PIKE COUNTY, Mo. — Who says one vote doesn’t count?
A Pike County Missouri native helped propel Republican Rutherford Hayes to the White House in the disputed presidential election of 1876.
Dr. John William Watts was one of three Oregon men to serve in the electoral college that year. All three voted for Hayes.
Democrats backing Samuel Tilden challenged Watts’ eligibility when the three electors met on December 6th.
The Constitution forbids anyone who holds a government office from being an elector. Watts was a postmaster when people cast their ballots, but resigned six days later.
Neither Hayes nor Tilden had the required electoral votes to win. Just days before the March 1877 inaugural, a specially-appointed commission gave Watts’ ballot to Hayes. Nineteen other electors went the Republican’s way, and he was declared the winner by one vote.
Watts would later serve as a mayor, Oregon state senator and a federal land office registrar. He died at age 70 in 1901.
As a side note, it should be remembered that until the 20th Amendment, presidents by tradition were inaugurated on March 4th.
But since that was a Sunday in 1877, the ceremony was moved to March 5th. On March 3rd, outgoing President Ulysses S. Grant invited Hayes to the White House for dinner.
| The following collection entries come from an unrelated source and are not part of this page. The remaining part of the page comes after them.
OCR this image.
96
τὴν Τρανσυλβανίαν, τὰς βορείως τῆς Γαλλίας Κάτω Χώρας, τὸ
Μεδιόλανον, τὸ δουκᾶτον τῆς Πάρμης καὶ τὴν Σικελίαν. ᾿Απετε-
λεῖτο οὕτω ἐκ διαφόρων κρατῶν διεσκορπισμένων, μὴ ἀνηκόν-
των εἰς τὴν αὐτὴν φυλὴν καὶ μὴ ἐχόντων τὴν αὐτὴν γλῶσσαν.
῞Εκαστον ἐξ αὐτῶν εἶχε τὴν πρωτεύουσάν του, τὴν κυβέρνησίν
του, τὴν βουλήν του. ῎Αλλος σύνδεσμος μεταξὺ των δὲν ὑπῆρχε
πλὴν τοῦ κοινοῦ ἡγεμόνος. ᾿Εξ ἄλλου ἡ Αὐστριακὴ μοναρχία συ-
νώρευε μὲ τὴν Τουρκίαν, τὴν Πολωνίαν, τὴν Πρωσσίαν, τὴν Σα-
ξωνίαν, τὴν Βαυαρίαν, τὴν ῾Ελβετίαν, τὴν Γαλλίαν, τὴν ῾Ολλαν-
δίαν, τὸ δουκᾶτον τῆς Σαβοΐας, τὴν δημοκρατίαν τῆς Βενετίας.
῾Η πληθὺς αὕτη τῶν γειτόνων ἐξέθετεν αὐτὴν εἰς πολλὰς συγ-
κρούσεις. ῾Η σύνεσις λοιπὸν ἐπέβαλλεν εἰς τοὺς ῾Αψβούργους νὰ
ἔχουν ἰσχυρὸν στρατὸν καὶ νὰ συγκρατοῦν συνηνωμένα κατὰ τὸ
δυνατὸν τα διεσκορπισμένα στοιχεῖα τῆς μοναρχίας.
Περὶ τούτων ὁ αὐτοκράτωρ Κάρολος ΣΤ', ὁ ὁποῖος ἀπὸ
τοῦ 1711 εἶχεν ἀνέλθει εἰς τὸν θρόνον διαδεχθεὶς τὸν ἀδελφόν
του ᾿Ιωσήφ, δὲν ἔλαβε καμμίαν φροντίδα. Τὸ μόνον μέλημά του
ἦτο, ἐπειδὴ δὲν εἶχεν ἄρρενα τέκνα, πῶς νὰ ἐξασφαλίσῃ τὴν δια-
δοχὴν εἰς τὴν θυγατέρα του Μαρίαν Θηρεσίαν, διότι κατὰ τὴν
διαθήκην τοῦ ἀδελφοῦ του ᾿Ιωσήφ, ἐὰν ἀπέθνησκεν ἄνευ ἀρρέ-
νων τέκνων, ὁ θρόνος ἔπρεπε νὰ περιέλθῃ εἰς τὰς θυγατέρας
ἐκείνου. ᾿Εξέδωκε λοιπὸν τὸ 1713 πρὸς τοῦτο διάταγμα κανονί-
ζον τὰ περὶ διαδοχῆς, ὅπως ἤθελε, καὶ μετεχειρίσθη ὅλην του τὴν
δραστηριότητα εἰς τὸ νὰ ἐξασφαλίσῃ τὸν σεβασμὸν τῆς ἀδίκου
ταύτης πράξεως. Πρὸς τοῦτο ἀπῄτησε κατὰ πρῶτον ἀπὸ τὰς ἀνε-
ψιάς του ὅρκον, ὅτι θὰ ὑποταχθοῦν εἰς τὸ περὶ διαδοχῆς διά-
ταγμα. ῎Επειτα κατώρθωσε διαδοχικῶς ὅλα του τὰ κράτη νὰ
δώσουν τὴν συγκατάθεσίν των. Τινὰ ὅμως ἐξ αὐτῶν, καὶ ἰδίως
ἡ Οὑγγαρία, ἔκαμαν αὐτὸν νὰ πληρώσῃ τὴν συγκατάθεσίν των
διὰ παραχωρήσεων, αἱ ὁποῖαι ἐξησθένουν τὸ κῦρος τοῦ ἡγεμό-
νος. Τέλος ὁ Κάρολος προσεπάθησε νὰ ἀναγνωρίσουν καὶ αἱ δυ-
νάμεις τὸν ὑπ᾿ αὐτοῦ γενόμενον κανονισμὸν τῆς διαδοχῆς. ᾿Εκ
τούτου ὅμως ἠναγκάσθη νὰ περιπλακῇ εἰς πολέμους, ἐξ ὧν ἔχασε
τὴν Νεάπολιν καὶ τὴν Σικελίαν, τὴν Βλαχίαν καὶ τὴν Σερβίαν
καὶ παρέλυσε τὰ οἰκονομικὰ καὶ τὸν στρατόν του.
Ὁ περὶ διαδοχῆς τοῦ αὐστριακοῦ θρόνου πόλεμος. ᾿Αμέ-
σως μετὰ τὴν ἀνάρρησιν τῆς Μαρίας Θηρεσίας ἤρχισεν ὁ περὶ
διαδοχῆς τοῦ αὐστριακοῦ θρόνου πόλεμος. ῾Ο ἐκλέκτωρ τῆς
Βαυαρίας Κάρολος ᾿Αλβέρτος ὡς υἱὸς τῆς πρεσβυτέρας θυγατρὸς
Among those attending was Supreme Court Justice Morrison Waite. In what may have been a paranoid effort to keep Tilden from causing problems, Waite secretly swore Hayes into office.
Without disturbance, Hayes took the oath again before 30,000 people on the steps of the Capitol two days later.
As one historian noted, it “was all a sham – he was already president – but, given the circumstances, it was only fitting.”